Dáil debates
Tuesday, 28 May 2024
Local Authority Housing Maintenance and Repair: Motion (Resumed) [Private Members]
9:10 pm
Thomas Pringle (Donegal, Independent) | Oireachtas source
I thank the Ceann Comhairle for the opportunity to speak on this motion regarding the maintenance and repair of local authority housing. I support the motion and its call to significantly increase funding for a social housing retrofitting programme to improve energy efficiency and reduce energy poverty. However, I note the motion lacks a rural aspect, which is disappointing. Although there is no doubt that significant refurbishments are required to inner city dwellings, many rural dwellings also require significant funding and refurbishment, and this motion fails to address that in any way. I have been contacted by many constituents living in social housing that is not fit-for-purpose, with some living in horrendous conditions. Many are forced to wait long periods before the council is able to fix the problems or find suitable alternatives. In Donegal, this is made even harder by the fact that hundreds of houses across the county are affected by defective blocks.

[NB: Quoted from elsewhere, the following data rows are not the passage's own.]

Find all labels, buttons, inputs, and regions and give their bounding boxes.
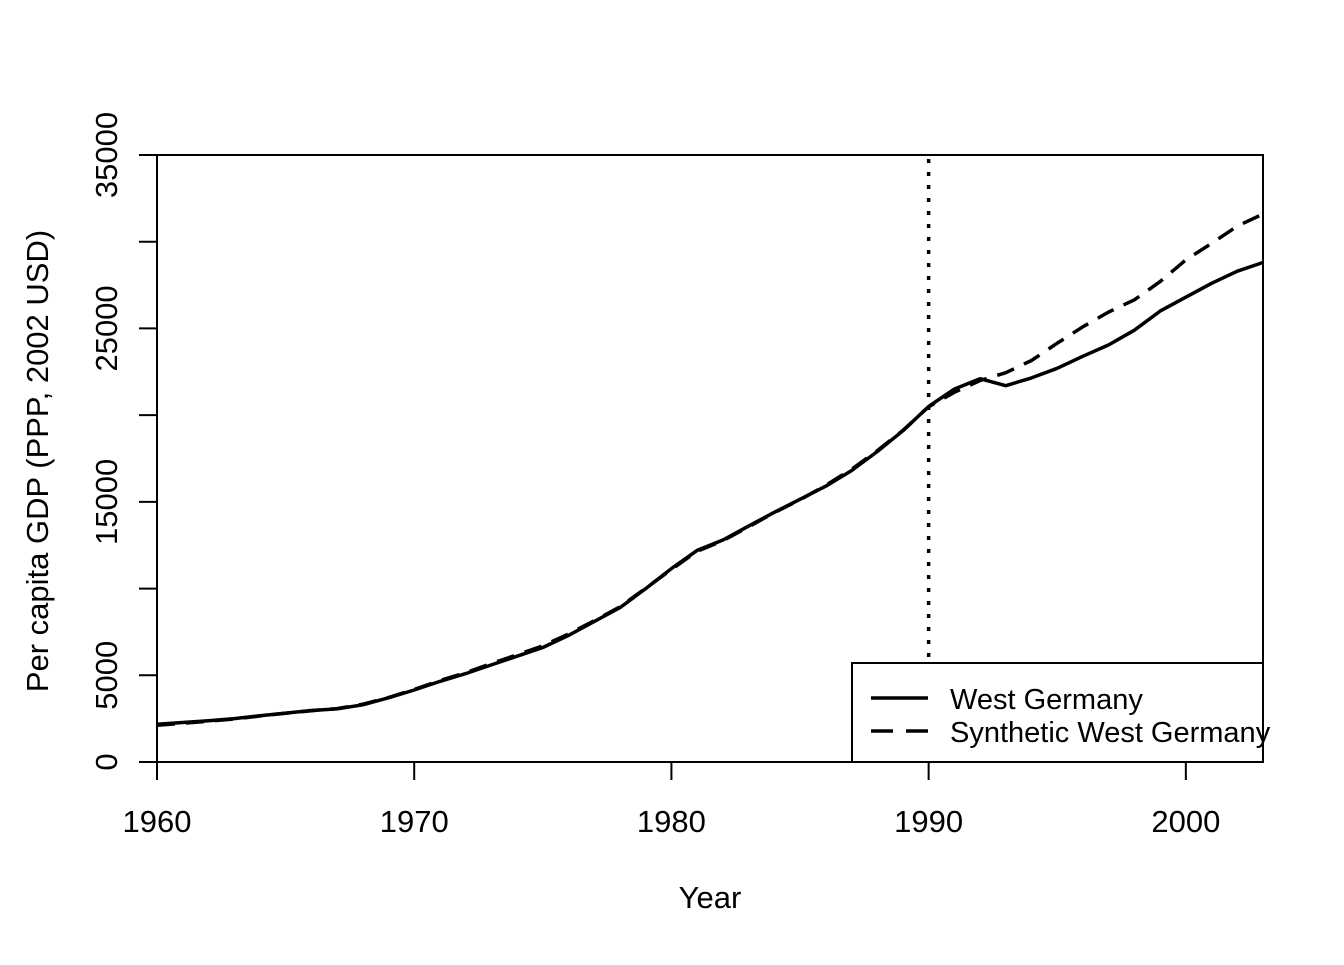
y-tick-label-25000: 25000 [89, 285, 124, 371]
y-tick-label-15000: 15000 [89, 459, 124, 545]
legend-label-synthetic-west-germany: Synthetic West Germany [950, 717, 1271, 749]
series-line-west-germany [156, 260, 1264, 726]
y-tick-label-35000: 35000 [89, 112, 124, 198]
y-tick-label-0: 0 [89, 753, 124, 770]
series-line-synthetic-west-germany [156, 212, 1264, 727]
legend-box [851, 662, 1264, 763]
x-tick-label-1990: 1990 [894, 804, 963, 839]
y-axis-title: Per capita GDP (PPP, 2002 USD) [20, 230, 55, 692]
x-tick-label-1970: 1970 [380, 804, 449, 839]
plot-box [156, 154, 1264, 763]
x-tick-label-1980: 1980 [637, 804, 706, 839]
x-tick-label-2000: 2000 [1151, 804, 1220, 839]
legend: West Germany Synthetic West Germany [851, 662, 1271, 763]
x-axis-title: Year [679, 880, 742, 915]
y-tick-label-5000: 5000 [89, 641, 124, 710]
legend-label-west-germany: West Germany [950, 684, 1143, 716]
x-tick-label-1960: 1960 [123, 804, 192, 839]
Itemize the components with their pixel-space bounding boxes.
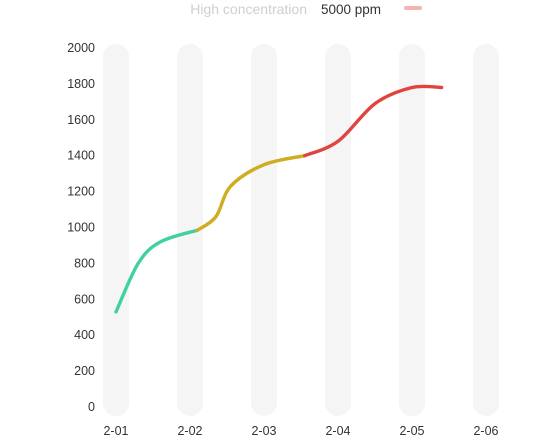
column-band: [251, 44, 277, 416]
y-tick-label: 1000: [67, 221, 95, 235]
x-tick-label: 2-03: [251, 424, 276, 438]
legend: High concentration 5000 ppm: [190, 1, 422, 17]
y-tick-label: 2000: [67, 41, 95, 55]
series-line-3[interactable]: [303, 84, 444, 158]
x-tick-label: 2-06: [473, 424, 498, 438]
x-tick-label: 2-01: [103, 424, 128, 438]
legend-value: 5000 ppm: [321, 2, 381, 17]
y-axis-tick-labels: 0 200 400 600 800 1000 1200 1400 1600 1800 2000: [67, 41, 95, 414]
y-tick-label: 1200: [67, 185, 95, 199]
column-band: [399, 44, 425, 416]
x-axis-tick-labels: 2-01 2-02 2-03 2-04 2-05 2-06: [103, 424, 498, 438]
y-tick-label: 1400: [67, 149, 95, 163]
y-tick-label: 0: [88, 400, 95, 414]
column-band: [103, 44, 129, 416]
column-band: [325, 44, 351, 416]
legend-label[interactable]: High concentration: [190, 1, 307, 17]
y-tick-label: 200: [74, 364, 95, 378]
y-tick-label: 400: [74, 328, 95, 342]
y-tick-label: 600: [74, 292, 95, 306]
column-bands: [103, 44, 499, 416]
series-lines: [114, 84, 444, 314]
x-tick-label: 2-02: [177, 424, 202, 438]
y-tick-label: 1800: [67, 77, 95, 91]
y-tick-label: 800: [74, 256, 95, 270]
legend-swatch[interactable]: [404, 6, 422, 10]
series-line-1[interactable]: [114, 228, 200, 314]
x-tick-label: 2-04: [325, 424, 350, 438]
column-band: [177, 44, 203, 416]
x-tick-label: 2-05: [399, 424, 424, 438]
column-band: [473, 44, 499, 416]
y-tick-label: 1600: [67, 113, 95, 127]
series-line-2[interactable]: [195, 154, 307, 232]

Everyone has the right to feel safe, comfortable and warm in their own home, but many are deprived of this and many more struggle to heat their homes given continuous hikes in fuel costs. There is no doubt that we need to transition to a zero-carbon economy to ensure a better future and quality of life for everyone in the world. However, it is understandable that people, in particular those struggling to make ends meet, are apprehensive about this. This is because the average citizen is often expected to take the biggest hit for this transition. This is extremely unfair and completely unjust.

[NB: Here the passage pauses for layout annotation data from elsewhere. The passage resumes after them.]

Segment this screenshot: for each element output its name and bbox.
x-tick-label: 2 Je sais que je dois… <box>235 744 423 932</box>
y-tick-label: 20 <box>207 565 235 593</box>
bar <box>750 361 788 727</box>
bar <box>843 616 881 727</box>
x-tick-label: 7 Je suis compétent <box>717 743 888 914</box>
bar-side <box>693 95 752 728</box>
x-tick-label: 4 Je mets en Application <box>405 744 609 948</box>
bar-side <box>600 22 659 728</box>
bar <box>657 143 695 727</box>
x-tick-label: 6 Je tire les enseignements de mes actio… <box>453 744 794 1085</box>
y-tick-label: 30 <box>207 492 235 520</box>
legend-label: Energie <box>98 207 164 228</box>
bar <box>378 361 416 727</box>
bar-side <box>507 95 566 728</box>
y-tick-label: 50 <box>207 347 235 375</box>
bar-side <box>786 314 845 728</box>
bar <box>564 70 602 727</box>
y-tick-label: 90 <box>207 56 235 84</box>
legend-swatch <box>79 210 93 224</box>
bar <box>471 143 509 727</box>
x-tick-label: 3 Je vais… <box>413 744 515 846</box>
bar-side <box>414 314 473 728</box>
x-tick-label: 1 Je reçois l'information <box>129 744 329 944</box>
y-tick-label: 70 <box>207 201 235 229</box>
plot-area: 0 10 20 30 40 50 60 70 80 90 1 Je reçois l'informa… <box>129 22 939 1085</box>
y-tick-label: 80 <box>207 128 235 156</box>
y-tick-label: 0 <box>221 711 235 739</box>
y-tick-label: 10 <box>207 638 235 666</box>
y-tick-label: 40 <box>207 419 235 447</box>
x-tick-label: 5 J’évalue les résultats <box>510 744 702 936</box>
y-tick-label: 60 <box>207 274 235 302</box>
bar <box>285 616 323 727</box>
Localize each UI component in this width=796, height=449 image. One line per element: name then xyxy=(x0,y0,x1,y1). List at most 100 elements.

I have called on the Government many times to ensure that we are moving towards a just transition. However, that is not what is happening. Rural Ireland gets a bad rap for not caring about the environment, when nothing could be further from the truth. Many in rural Ireland work directly with the land and sea and care very much about the well-being of the planet, but many are also just trying to make ends meet. The truth is that sustainable energy in this country is limited to those who can afford it and contributing positively to the environment is limited to those who can afford to do so. The Government has made this the case and then wonders why rural communities are not getting on board with retrofitting, electric cars or the ban on turf cutting.
For many in rural Ireland, cutting turf is a cost-effective way of providing a source of heat and cooking for their homes, and for some it is an income. Anyone who spends a day in the bog will tell you the amount of work that goes into this. There is a reason that people across rural Ireland engage in this intense and heavy work for days at a time. It is because the alternatives are unaffordable. After the crash, in rural Ireland it was noticeable how many people went back to turf cutting. It was not the love of working on the bog, that is for sure. It was because they could not afford to heat their house without it; it was that plain and simple.
It seems that the Government has a real lack of understanding. Although I recognise the need to ban turf cutting, this heat and income source has not been replaced. Instead, people were forced to pay significant amounts for retrofitting and the ongoing cost of electricity. Government grants, like many other grants across housing, are limited to those who can already afford the costs. This makes a just transition difficult.
The energy transition process in rural Ireland has been overwhelmingly negative and the Government wonders why people are so against climate policies.
The just transition has become synonymous with job losses and lower living standards in recent years and the public is against the Government's climate action policies because of this.
I agree that good housing policy is not only about the number of homes delivered but the quality of those homes and the quality of life of those living in them. People should be supported and funding should be provided to enable them to make the necessary energy changes to their homes. The Government has a particular responsibility to ensure, through funding for local authorities, that those living in social housing have good quality homes. It is also important that the core policy of the Government is to guarantee access to affordable, sustainable energy. That will be achieved by breaking the link between electricity and gas prices. That would make it more realistic and we would see people across the country embracing renewables. The reality is that people cut turf because they cannot afford anything else and they do not have another affordable heat source. That is the problem. We are asking people not to cut turf and telling them to pay for electricity to heat their houses but they simply do not have the money. That is what it is about. There is no doubt that anybody who goes to the bog does not do so for the love of it and I know that from personal experience. People go to the bog because they cannot afford the alternatives. That is the reality and we have to make sure that people have an affordable alternative.